The Ting Gong (SI19; Small Intestine 19) and the Yifeng (TE17; Triple Energiser meridian 17) are acupuncture points commonly used to improve any kind of ear problem in Asian medical clinics —for example, hearing acuity and treating progressive hearing loss.2 ,3 We applied EA stimulation at SI19 and TE17 over 4 months (from 2 to 6 months of age). Acupuncture needles 0.16×4 mm were inserted perpendicularly as deep as 3–4 mm to the right and left of the SI19 and TE17 points, and electric stimulation of 1 Hz, 0.7 mA was performed twice a week for 30 min using a stimulator (Electrostimulator N-401; Ito Chotanpa Inc). Next, the mice were perfused transcardially with 50 mL of 4% paraformaldehyde solution under deep pentobarbital anaesthesia and the stimulated cochleae were dissected and post-fixed in 4% paraformaldehyde for 1 day. Thereafter, they were placed in a decalcifying solution (10% EDTA, pH 7.4) for 14 days. Paraffin-embedded 7 μm sections were then stained with haematoxylin and eosin. An Olympus BX50 microscope and a DP71 CCD digital colour camera unit (Olympus Co) was used for visual inspection and recording of images.
It was found that outer hair cells were lost and the organ of Corti was not present in the basal turns in the cochleae of the p75(−/−) mice without EA (−EA) at 6 months of age (figure 1A).

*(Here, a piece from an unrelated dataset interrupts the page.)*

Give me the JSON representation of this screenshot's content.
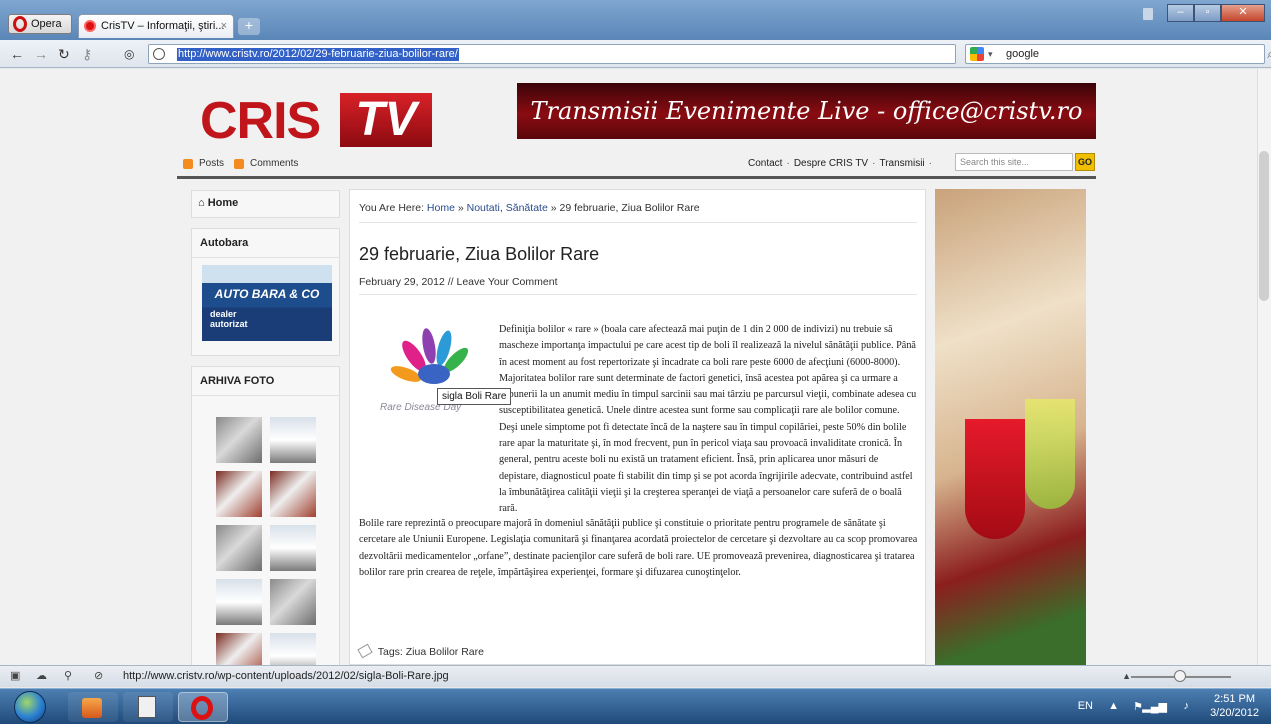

However, the organ of Corti and outer hair cells remained normal in the p75(−/−) mice who had received EA (+EA), as is the case with wild-type mice (p75(+/+) mice) (figure 1A). Furthermore, the numbers of SGNs in the middle and basal turns of the cochlea were significantly reduced in the p75(−/−) mice (−EA) (figure 1B,C). By contrast, EA-stimulated p75(−/−) mice retained the same number of SGNs in these regions (figure 1B,C). Previous reports indicated that neurotrophin receptor signalling is important to prevent the degeneration of SGNs.4–7 We showed that EA stimulation significantly increased the expression of receptor tyrosine kinases in the SGNs of p75(−/−) mice cochleae (figure 2). However, elucidation of the functional roles of EA stimulation on progressive hearing loss remains a primary goal of future research.

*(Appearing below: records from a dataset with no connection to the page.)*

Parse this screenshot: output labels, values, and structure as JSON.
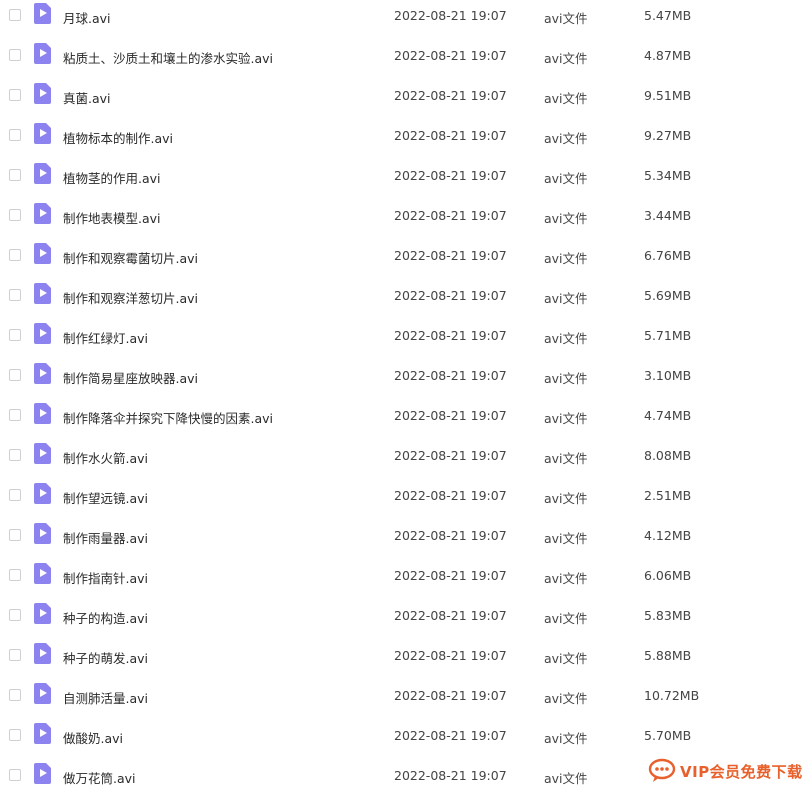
{
  "files": [
    {
      "name": "月球.avi",
      "date": "2022-08-21 19:07",
      "type": "avi文件",
      "size": "5.47MB"
    },
    {
      "name": "粘质土、沙质土和壤土的渗水实验.avi",
      "date": "2022-08-21 19:07",
      "type": "avi文件",
      "size": "4.87MB"
    },
    {
      "name": "真菌.avi",
      "date": "2022-08-21 19:07",
      "type": "avi文件",
      "size": "9.51MB"
    },
    {
      "name": "植物标本的制作.avi",
      "date": "2022-08-21 19:07",
      "type": "avi文件",
      "size": "9.27MB"
    },
    {
      "name": "植物茎的作用.avi",
      "date": "2022-08-21 19:07",
      "type": "avi文件",
      "size": "5.34MB"
    },
    {
      "name": "制作地表模型.avi",
      "date": "2022-08-21 19:07",
      "type": "avi文件",
      "size": "3.44MB"
    },
    {
      "name": "制作和观察霉菌切片.avi",
      "date": "2022-08-21 19:07",
      "type": "avi文件",
      "size": "6.76MB"
    },
    {
      "name": "制作和观察洋葱切片.avi",
      "date": "2022-08-21 19:07",
      "type": "avi文件",
      "size": "5.69MB"
    },
    {
      "name": "制作红绿灯.avi",
      "date": "2022-08-21 19:07",
      "type": "avi文件",
      "size": "5.71MB"
    },
    {
      "name": "制作简易星座放映器.avi",
      "date": "2022-08-21 19:07",
      "type": "avi文件",
      "size": "3.10MB"
    },
    {
      "name": "制作降落伞并探究下降快慢的因素.avi",
      "date": "2022-08-21 19:07",
      "type": "avi文件",
      "size": "4.74MB"
    },
    {
      "name": "制作水火箭.avi",
      "date": "2022-08-21 19:07",
      "type": "avi文件",
      "size": "8.08MB"
    },
    {
      "name": "制作望远镜.avi",
      "date": "2022-08-21 19:07",
      "type": "avi文件",
      "size": "2.51MB"
    },
    {
      "name": "制作雨量器.avi",
      "date": "2022-08-21 19:07",
      "type": "avi文件",
      "size": "4.12MB"
    },
    {
      "name": "制作指南针.avi",
      "date": "2022-08-21 19:07",
      "type": "avi文件",
      "size": "6.06MB"
    },
    {
      "name": "种子的构造.avi",
      "date": "2022-08-21 19:07",
      "type": "avi文件",
      "size": "5.83MB"
    },
    {
      "name": "种子的萌发.avi",
      "date": "2022-08-21 19:07",
      "type": "avi文件",
      "size": "5.88MB"
    },
    {
      "name": "自测肺活量.avi",
      "date": "2022-08-21 19:07",
      "type": "avi文件",
      "size": "10.72MB"
    },
    {
      "name": "做酸奶.avi",
      "date": "2022-08-21 19:07",
      "type": "avi文件",
      "size": "5.70MB"
    },
    {
      "name": "做万花筒.avi",
      "date": "2022-08-21 19:07",
      "type": "avi文件",
      "size": ""
    }
  ],
  "file_icon": "video-file-icon",
  "checkbox_icon": "checkbox-icon",
  "accent_color": "#8d83f0",
  "watermark": {
    "text": "VIP会员免费下载",
    "icon": "chat-bubble-icon",
    "color": "#e8602c"
  }
}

We thank Ms Y Ohashi and Ms E Moriya for technical assistance; and Dr M Tohyama for valuable comments.
TM and MT are contributed equally.
Contributors TM and MT contributed to the conclusions drawn from figures 1 and 2, and contributed to the writing of this manuscript. KS and SK carried out the immunohistochemistry. SM provided intellectual input, funding, coordination of the project and contributed to the writing of this manuscript.
Funding This work was supported in part by the Global COE Program from the Ministry of Education, Culture, Sports, Science and Technology of Japan.
Competing interests None.
Ethics approval This work was approved by the Institutional Animal Care and Use Committee of Osaka University (No. 19-038-0).
Provenance and peer review Not commissioned; externally peer reviewed.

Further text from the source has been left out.